Ce que signifie, très concrètement, « il n’y en a plus »
Si votre pharmacien n’en a plus, plusieurs explications compatibles existent dans les éléments disponibles: ruptures régionales, arrêt de production, écoulement des stocks, ou décision commerciale. Le résultat, lui, est identique pour les familles: on doit ajuster une routine.
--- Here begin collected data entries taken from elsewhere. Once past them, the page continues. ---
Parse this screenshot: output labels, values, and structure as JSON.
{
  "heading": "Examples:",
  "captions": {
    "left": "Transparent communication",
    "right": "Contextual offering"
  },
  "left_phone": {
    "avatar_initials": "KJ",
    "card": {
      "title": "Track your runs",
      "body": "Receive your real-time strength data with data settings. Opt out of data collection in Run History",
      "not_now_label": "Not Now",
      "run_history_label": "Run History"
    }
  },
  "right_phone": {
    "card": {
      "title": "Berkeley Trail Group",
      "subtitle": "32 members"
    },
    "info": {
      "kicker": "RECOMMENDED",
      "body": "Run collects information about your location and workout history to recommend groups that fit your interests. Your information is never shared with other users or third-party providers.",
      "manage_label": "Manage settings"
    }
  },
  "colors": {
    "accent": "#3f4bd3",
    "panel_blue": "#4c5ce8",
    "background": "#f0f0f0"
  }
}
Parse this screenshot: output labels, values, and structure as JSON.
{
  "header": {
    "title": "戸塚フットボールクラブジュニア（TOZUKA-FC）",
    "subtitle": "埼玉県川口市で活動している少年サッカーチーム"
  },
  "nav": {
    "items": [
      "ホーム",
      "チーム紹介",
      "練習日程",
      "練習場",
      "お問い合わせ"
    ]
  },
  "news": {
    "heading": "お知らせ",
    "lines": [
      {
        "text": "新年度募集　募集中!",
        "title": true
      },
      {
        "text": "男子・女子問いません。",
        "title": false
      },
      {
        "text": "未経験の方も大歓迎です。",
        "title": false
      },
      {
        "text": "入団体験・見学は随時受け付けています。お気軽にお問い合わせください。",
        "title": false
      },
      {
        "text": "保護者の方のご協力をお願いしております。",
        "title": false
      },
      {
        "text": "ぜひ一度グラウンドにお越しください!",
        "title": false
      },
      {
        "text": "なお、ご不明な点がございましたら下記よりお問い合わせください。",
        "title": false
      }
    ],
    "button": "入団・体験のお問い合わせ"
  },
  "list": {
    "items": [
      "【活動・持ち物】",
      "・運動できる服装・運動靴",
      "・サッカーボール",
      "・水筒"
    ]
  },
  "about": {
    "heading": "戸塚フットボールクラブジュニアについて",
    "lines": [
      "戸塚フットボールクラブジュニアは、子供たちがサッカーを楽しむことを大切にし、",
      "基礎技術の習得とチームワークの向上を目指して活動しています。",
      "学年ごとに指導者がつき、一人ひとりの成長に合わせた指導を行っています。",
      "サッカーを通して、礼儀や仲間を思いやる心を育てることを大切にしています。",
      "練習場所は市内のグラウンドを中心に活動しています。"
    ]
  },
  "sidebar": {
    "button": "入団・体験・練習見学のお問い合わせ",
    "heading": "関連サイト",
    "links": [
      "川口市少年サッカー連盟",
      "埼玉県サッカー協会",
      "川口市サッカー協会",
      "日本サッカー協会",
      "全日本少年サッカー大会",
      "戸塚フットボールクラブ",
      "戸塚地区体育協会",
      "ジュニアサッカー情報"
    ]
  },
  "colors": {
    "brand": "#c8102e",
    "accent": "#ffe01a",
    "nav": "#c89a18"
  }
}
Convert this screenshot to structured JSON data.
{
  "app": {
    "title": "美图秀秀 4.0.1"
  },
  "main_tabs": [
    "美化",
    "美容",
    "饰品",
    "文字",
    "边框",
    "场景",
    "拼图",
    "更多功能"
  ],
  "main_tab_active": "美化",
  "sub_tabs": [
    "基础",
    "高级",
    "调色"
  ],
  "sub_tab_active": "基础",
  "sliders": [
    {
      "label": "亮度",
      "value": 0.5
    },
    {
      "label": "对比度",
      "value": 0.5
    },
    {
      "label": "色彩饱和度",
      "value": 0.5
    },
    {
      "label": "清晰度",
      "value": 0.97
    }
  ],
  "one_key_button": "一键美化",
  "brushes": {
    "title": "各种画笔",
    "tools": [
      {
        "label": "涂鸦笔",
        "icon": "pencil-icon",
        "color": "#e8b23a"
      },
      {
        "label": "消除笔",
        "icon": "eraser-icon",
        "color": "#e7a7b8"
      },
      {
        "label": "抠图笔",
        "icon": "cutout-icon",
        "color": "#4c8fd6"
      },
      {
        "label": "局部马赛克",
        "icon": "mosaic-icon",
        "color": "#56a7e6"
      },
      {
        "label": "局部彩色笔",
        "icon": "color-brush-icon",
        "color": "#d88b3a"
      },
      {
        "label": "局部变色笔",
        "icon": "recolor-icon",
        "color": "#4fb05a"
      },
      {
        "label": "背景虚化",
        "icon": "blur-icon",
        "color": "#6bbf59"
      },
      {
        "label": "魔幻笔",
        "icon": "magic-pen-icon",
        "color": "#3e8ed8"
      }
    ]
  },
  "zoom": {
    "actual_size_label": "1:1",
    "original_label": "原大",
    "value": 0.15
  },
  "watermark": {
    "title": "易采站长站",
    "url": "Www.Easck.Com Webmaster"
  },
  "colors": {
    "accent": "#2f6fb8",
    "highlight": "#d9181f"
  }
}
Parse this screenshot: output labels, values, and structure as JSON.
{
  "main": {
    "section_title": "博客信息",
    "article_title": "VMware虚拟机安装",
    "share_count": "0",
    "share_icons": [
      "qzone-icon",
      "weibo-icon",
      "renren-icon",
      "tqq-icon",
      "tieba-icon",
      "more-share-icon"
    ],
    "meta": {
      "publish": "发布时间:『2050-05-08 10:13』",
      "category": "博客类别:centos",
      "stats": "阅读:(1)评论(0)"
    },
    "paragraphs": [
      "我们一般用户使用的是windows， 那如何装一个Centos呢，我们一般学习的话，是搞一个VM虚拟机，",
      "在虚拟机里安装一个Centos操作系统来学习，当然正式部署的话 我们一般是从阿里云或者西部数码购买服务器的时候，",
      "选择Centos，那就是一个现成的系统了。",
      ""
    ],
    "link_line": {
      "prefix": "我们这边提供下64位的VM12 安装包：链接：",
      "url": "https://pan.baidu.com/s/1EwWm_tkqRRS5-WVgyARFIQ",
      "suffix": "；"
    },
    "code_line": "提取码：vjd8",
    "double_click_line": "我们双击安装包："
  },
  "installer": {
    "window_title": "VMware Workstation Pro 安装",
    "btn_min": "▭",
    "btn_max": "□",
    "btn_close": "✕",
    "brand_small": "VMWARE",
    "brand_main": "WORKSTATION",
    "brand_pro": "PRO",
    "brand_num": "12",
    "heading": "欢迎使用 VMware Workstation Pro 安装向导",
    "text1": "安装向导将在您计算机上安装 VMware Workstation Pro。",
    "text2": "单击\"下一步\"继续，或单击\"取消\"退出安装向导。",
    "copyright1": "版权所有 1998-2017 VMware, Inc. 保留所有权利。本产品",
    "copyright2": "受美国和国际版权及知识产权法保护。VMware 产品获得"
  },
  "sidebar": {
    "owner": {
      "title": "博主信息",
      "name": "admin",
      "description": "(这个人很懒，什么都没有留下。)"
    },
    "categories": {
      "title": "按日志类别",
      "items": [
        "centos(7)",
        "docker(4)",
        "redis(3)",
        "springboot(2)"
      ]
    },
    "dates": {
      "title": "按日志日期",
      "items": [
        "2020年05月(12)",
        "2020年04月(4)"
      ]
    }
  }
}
Je repense à une patiente qui m’expliquait sa frustration: elle avait trouvé une manière de faire « qui tenait », et la disparition du produit lui donnait l’impression qu’on lui retirait un appui. Ce vécu est loin d’être anodin. Il ne s’agit pas seulement de granulés, il s’agit de notre besoin de continuité quand on s’occupe d’un enfant. L’objectif n’est pas de remplacer à l’identique, mais de reconstruire une solution cohérente, réaliste, et discutée avec un professionnel.

- Si vous avez une boîte: vérifiez péremption et lot, gardez l’emballage, respectez la posologie et la limite d’un mois.
- Si vous n’en trouvez plus: demandez une substitution en officine, en précisant l’âge et vos contraintes (lactose, saccharose).
- Si un effet indésirable survient: consultez, puis signalez avec les informations de lot.
FAQ rapide
Rexorubia a-t-il été retiré ?
Des informations contradictoires coexistent. La vérification la plus fiable passe par la base publique des médicaments et les documents officiels du laboratoire, puis par ce que votre pharmacien peut commander.
Pourquoi mon pharmacien n’en a plus ?
Cela peut correspondre à une rupture de stock régionale, à un arrêt de production avec écoulement des stocks, ou à une décision commerciale. Dans tous les cas, l’officine peut proposer une substitution.
Est-ce dangereux si j’en donne encore ?
Les éléments disponibles ne rapportent pas d’alerte sanitaire officielle ni de rappel de lot. Restez attentif aux excipients (saccharose, lactose), aux allergies, et respectez la durée limitée à un mois. En cas de doute, demandez un avis.
Que puis-je donner à la place ?
Des souches unitaires (par exemple Calcarea phosphorica 9CH, Silicea 9CH) et des compléments (Granions de Calcium, Bion 3 Vitalité, Oligosol Cuivre-Or-Argent) sont évoqués. Le choix dépend de l’indication initiale et du profil de votre enfant, à valider avec un professionnel.
Comment signaler un effet indésirable ?
Via votre médecin ou pharmacien, ou via le portail de signalement du ministère de la Santé, en fournissant notamment le lot, la péremption et la description des symptômes.